New jobs numbers show Nevada’s economy faring better than early estimates suggested, but state and local markets still face a long road to full recovery.

Monday figures from the state Department of Employment, Training and Rehabilitation reveal that Las Vegas added more jobs than stated in earlier reports. Unemployment statewide fell from 13 percent in December to 12.7 percent in January, and in the Las Vegas Valley it fell from 13.3 percent to 13.1 percent.

Experts pointed to other positive signs for state and local economies, most notably a jump in wages and hours worked.

Yet national economic headwinds will make for a long slog back to single-digit unemployment, experts said.

Start with those recent improvements.

Early estimates showed the Las Vegas Valley created 4,300 jobs last year. Monday’s revised numbers show the market actually added 9,500 jobs last year, a "very different, much better picture" of the economy than previously thought, said Steve Brown, director of the Center for Business and Economic Research at the University of Nevada, Las Vegas.

"Looking at the revised data, I think the local economy was a little bit stronger than anyone realized," Brown said.

Plus, the revisions show the size of the state’s labor force was relatively flat in 2011, rather than declining significantly as first estimates showed. With the labor force staying steady, recent unemployment declines are all the more noteworthy because they mean job growth was partly behind lower joblessness. On top of the month-to-month unemployment dip, the rate fell 1.1 percentage points year over year statewide and 1.3 percentage points locally. The state also posted population growth of 0.6 percent from July 2010 to July 2011, the state demographer reported Monday.

"There were more consumers and residents entering the market, and actual job growth is positive," said Brian Gordon, a principal in local research firm Applied Analysis. "All signs are that the economy is entering the recovery side of the cycle."

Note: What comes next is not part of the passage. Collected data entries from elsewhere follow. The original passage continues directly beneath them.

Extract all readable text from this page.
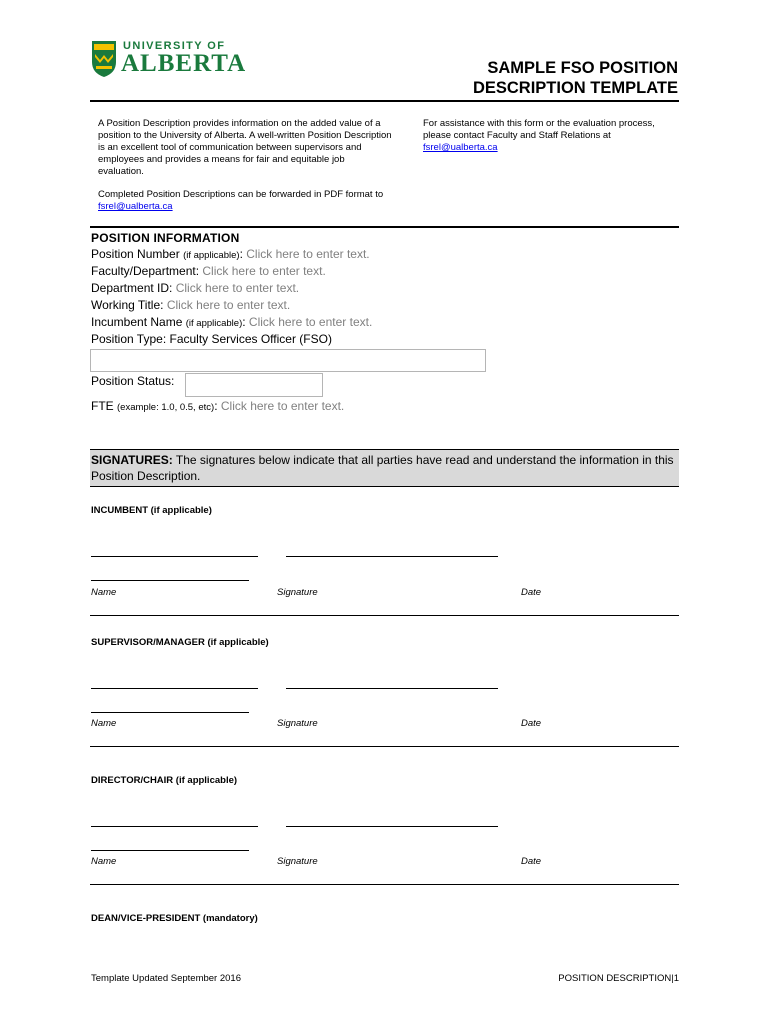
UNIVERSITY OF
ALBERTA	SAMPLE FSO POSITION
DESCRIPTION TEMPLATE

A Position Description provides information on the added value of a position to the University of Alberta. A well-written Position Description is an excellent tool of communication between supervisors and employees and provides a means for fair and equitable job evaluation.

For assistance with this form or the evaluation process, please contact Faculty and Staff Relations at
fsrel@ualberta.ca

Completed Position Descriptions can be forwarded in PDF format to fsrel@ualberta.ca

POSITION INFORMATION
Position Number (if applicable): Click here to enter text.
Faculty/Department: Click here to enter text.
Department ID: Click here to enter text.
Working Title: Click here to enter text.
Incumbent Name (if applicable): Click here to enter text.
Position Type: Faculty Services Officer (FSO)
Position Status:
FTE (example: 1.0, 0.5, etc): Click here to enter text.
SIGNATURES: The signatures below indicate that all parties have read and understand the information in this Position Description.
INCUMBENT (if applicable)
Name	Signature	Date
SUPERVISOR/MANAGER (if applicable)
Name	Signature	Date
DIRECTOR/CHAIR (if applicable)
Name	Signature	Date
DEAN/VICE-PRESIDENT (mandatory)
Template Updated September 2016	POSITION DESCRIPTION|1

What’s more, the employment department reported gains in hourly wages and weekly hours worked. Average hourly earnings for all employees on private, nonfarm payrolls rose 31 cents, or 1.6 percent, to $19.67 from December to January. Average hourly earnings grew by 2.9 percent year over year.

And that’s perhaps the most important sign that Nevada’s employers may soon be ready to hire more.

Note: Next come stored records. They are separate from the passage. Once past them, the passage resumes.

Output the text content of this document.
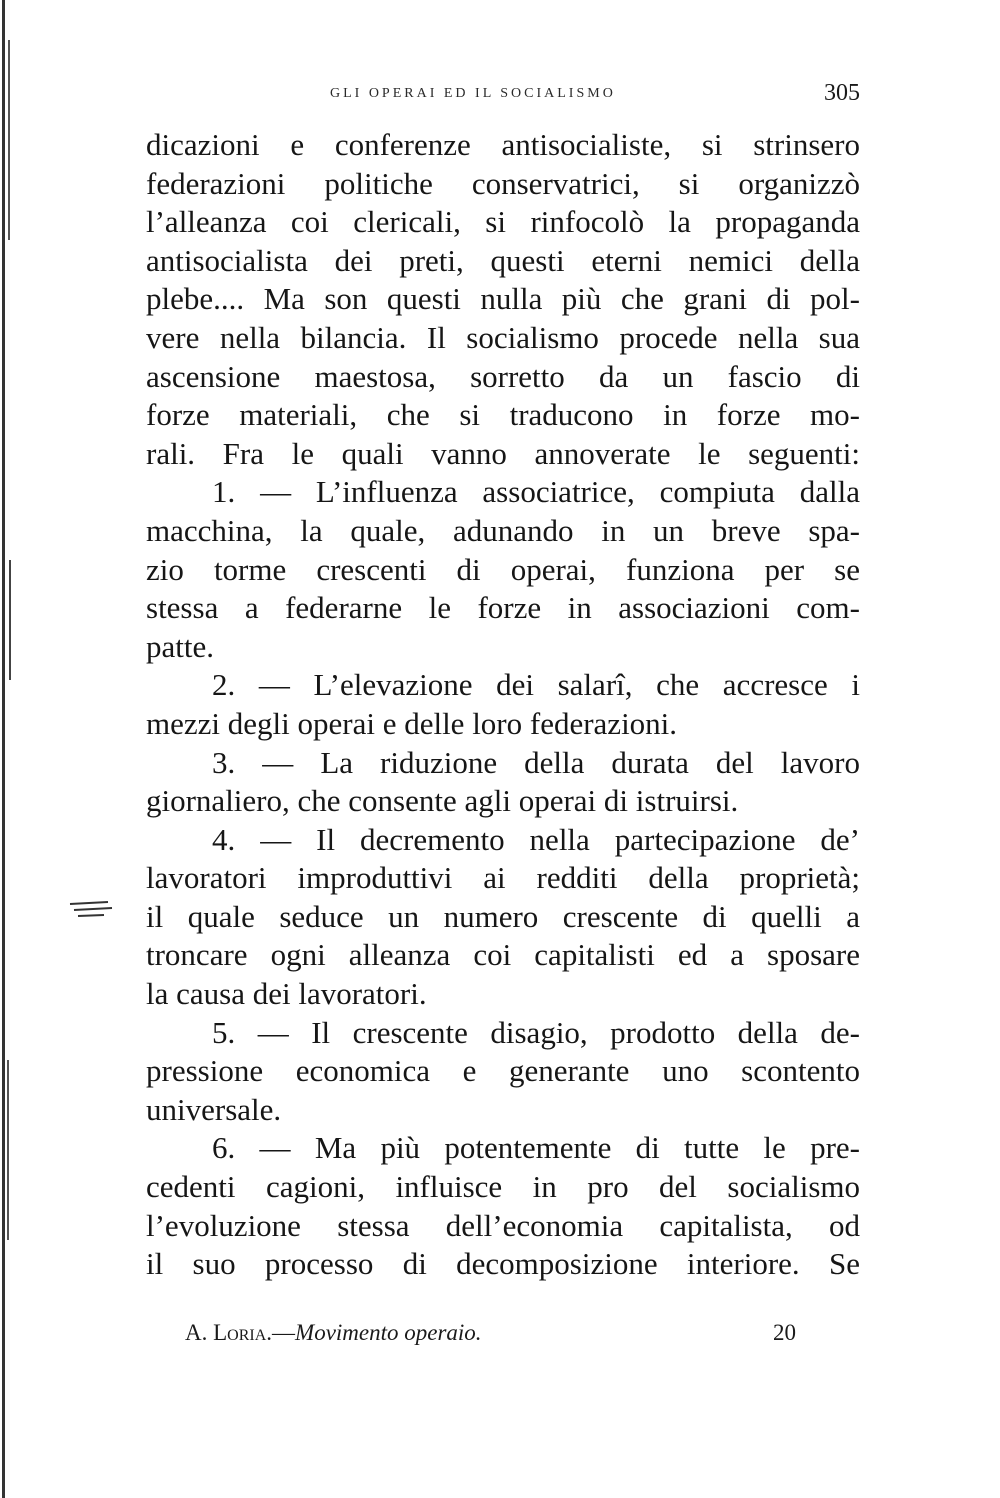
GLI OPERAI ED IL SOCIALISMO	305
dicazioni e conferenze antisocialiste, si strinsero
federazioni politiche conservatrici, si organizzò
l’alleanza coi clericali, si rinfocolò la propaganda
antisocialista dei preti, questi eterni nemici della
plebe.... Ma son questi nulla più che grani di pol-
vere nella bilancia. Il socialismo procede nella sua
ascensione maestosa, sorretto da un fascio di
forze materiali, che si traducono in forze mo-
rali. Fra le quali vanno annoverate le seguenti:
1. — L’influenza associatrice, compiuta dalla
macchina, la quale, adunando in un breve spa-
zio torme crescenti di operai, funziona per se
stessa a federarne le forze in associazioni com-
patte.
2. — L’elevazione dei salarî, che accresce i
mezzi degli operai e delle loro federazioni.
3. — La riduzione della durata del lavoro
giornaliero, che consente agli operai di istruirsi.
4. — Il decremento nella partecipazione de’
lavoratori improduttivi ai redditi della proprietà;
il quale seduce un numero crescente di quelli a
troncare ogni alleanza coi capitalisti ed a sposare
la causa dei lavoratori.
5. — Il crescente disagio, prodotto della de-
pressione economica e generante uno scontento
universale.
6. — Ma più potentemente di tutte le pre-
cedenti cagioni, influisce in pro del socialismo
l’evoluzione stessa dell’economia capitalista, od
il suo processo di decomposizione interiore. Se
A. Loria.—Movimento operaio.	20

Companies that cut hours and wages during downturns typically restore hours and earnings before adding new jobs, while they determine if true recovery has taken hold. Once they’re reasonably certain revival is real, they’ll bring on new workers.

Brown said the lag between improving hours or wages and better hiring can be short — as little as two months — as long as businesses believe renewal will stick. A survey the center conducted in December found positive business attitudes about employment growth in 2012, he added.

Gordon warned that some of the city’s 134,000 recession-era job losses may be permanent, as businesses have learned to keep output high with lower staff counts.

Experts agreed the Nevada and Las Vegas economies have turned a corner. On top of jobless numbers, indicators such as state taxable sales and local visitor volumes recently posted their best showings since before the recession, said Nevada state economist Bill Anderson.

Still, don’t expect to see state and local unemployment rates return to single-digit territory for a while.

To see faster job growth, either other sectors need to start growing as quickly as gaming, or the market needs a big pickup in construction — unlikely given oversupplies of hotel rooms, homes and commercial parks, Brown said.

And recent national job gains of about 230,000 positions a month may not be sustainable, Brown added. He said he thinks U.S. job growth could retreat to 170,000 new positions a month in coming months. That would hold back state and local improvements, because slower national job growth means fewer people coming here to visit, and less discretionary income among those who do travel here.

So it will probably be mid-2014 before joblessness in Nevada and Las Vegas retreats below 10 percent, Brown said.

"I think the economy is in pretty good shape for a slow recovery," he said. "We’re not jumping out of the chute."

Gordon agreed, calling recovery a "tedious" process that would require business owners to see several straight quarters of improved economic activity before they make substantial hiring decisions.

Added Anderson: "We’re likely to see the unemployment rate trend down, but not drop dramatically. We entered into this recession very quickly, but it’s going to take us a while to dig our way out of it."

Nevada’s January jobless rate remained 4.4 percentage points higher than the nation’s 8.3 percent rate. Nevada has led the nation in unemployment since May 2010.